The Evolution of Cricket Commentary: From Art to Entertainment
But memory also carried lament. The old standards of commentary, once shaped by the gravitas of broadcasters trained in cadence and restraint, had waned. Where once silence was allowed to breathe, now television filled every gap with chatter, radio commentary masquerading on screen. The art of describing weather, atmosphere, even the colour of a sleeveless sweater, was replaced by a relentless obsession with the score, repeated like a mantra. And yet, he said, perhaps this too was inevitable. The game had changed; money, television, and spectacle had reshaped it. Cheerleaders, film stars, and the tamasha of modern leagues had redefined what cricket was meant to look like. To the classicist, Test cricket remained the last refuge of purity, its slow burn the only theatre that still resembled the game as it once was. And in that tension between memory and modernity lies the story of cricket itself, forever pulled between what it has been and what it is becoming.
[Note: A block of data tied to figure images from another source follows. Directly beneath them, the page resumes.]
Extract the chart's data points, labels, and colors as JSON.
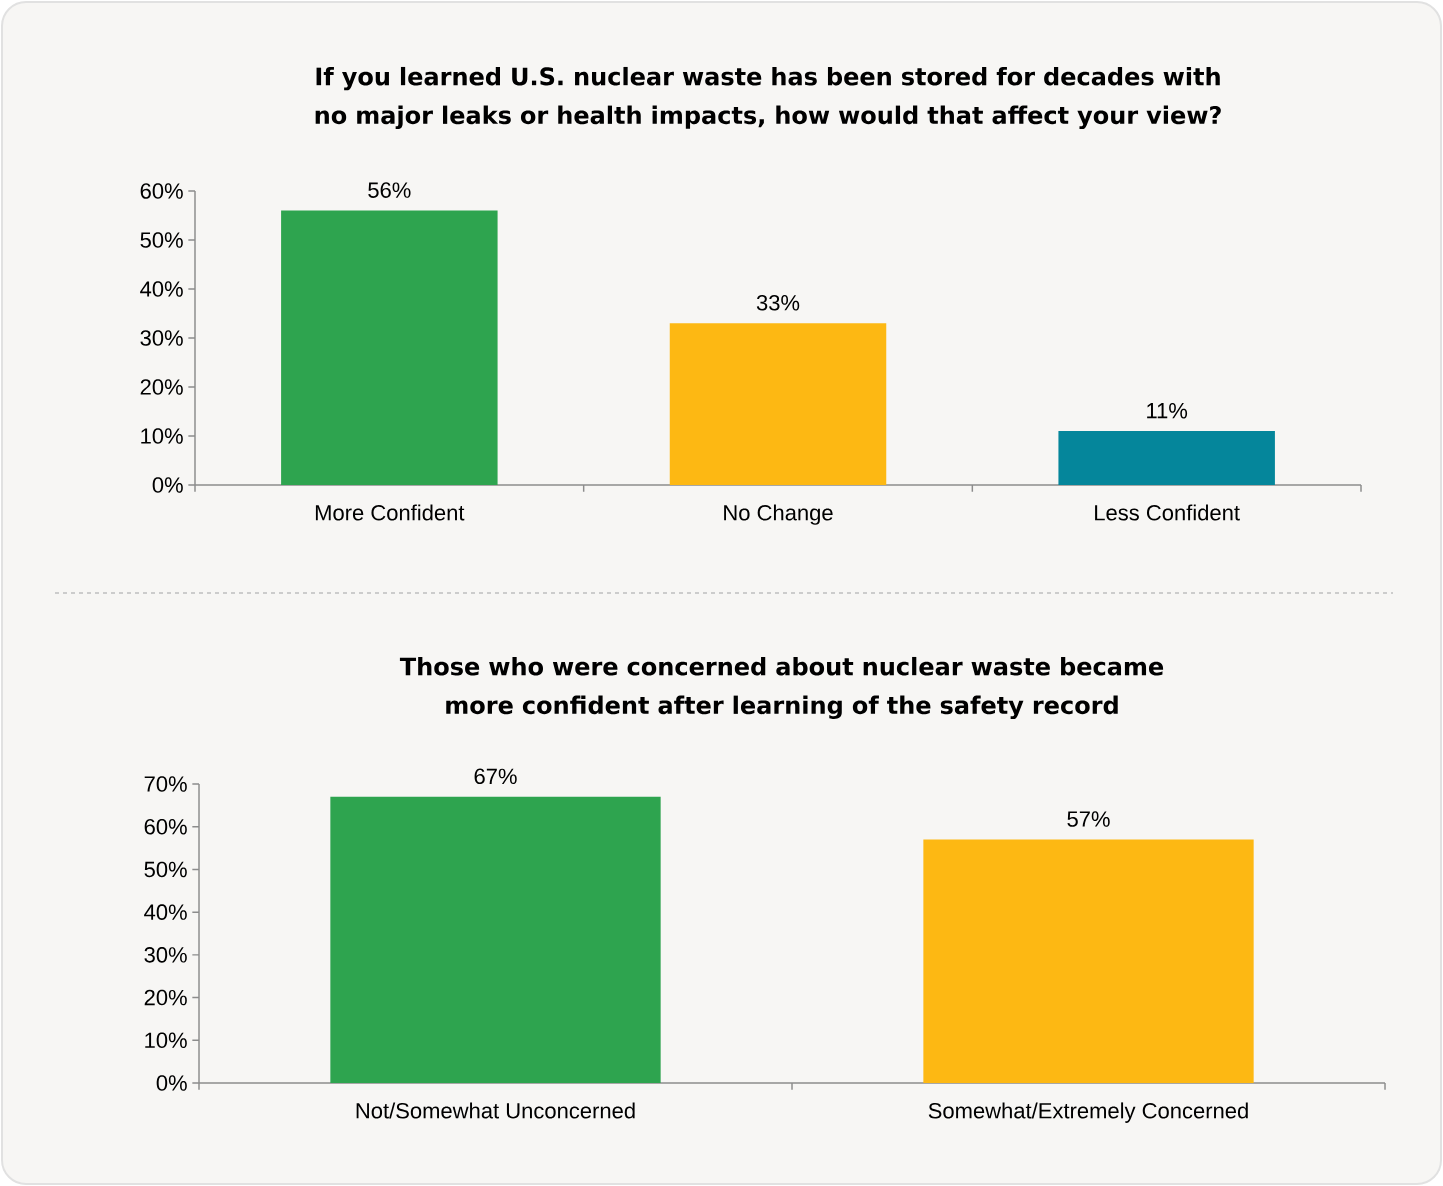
{
  "chart_data": [
    {
      "type": "bar",
      "title": "If you learned U.S. nuclear waste has been stored for decades with no major leaks or health impacts, how would that affect your view?",
      "categories": [
        "More Confident",
        "No Change",
        "Less Confident"
      ],
      "values": [
        56,
        33,
        11
      ],
      "colors": [
        "#2ea44f",
        "#fdb813",
        "#05869b"
      ],
      "value_labels": [
        "56%",
        "33%",
        "11%"
      ],
      "ylim": [
        0,
        60
      ],
      "yticks": [
        {
          "value": 0,
          "label": "0%"
        },
        {
          "value": 10,
          "label": "10%"
        },
        {
          "value": 20,
          "label": "20%"
        },
        {
          "value": 30,
          "label": "30%"
        },
        {
          "value": 40,
          "label": "40%"
        },
        {
          "value": 50,
          "label": "50%"
        },
        {
          "value": 60,
          "label": "60%"
        }
      ]
    },
    {
      "type": "bar",
      "title": "Those who were concerned about nuclear waste became more confident after learning of the safety record",
      "categories": [
        "Not/Somewhat Unconcerned",
        "Somewhat/Extremely Concerned"
      ],
      "values": [
        67,
        57
      ],
      "colors": [
        "#2ea44f",
        "#fdb813"
      ],
      "value_labels": [
        "67%",
        "57%"
      ],
      "ylim": [
        0,
        70
      ],
      "yticks": [
        {
          "value": 0,
          "label": "0%"
        },
        {
          "value": 10,
          "label": "10%"
        },
        {
          "value": 20,
          "label": "20%"
        },
        {
          "value": 30,
          "label": "30%"
        },
        {
          "value": 40,
          "label": "40%"
        },
        {
          "value": 50,
          "label": "50%"
        },
        {
          "value": 60,
          "label": "60%"
        },
        {
          "value": 70,
          "label": "70%"
        }
      ]
    }
  ]
}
Dr. Nauman Niaz is a civil award winner (Tamagha-i-Imtiaz) in Sports Broadcasting & Journalism, and is the sports editor at JournalismPakistan.com. He is a regular cricket correspondent, having covered 54 tours and three ICC World Cups, and having written over 3500 articles. He has authored 15 books and is the official historian of Pakistan Cricket (Fluctuating Fortunes IV Volumes - 2005). His signature show, Game On Hai, has been the highest in ratings and acclaim.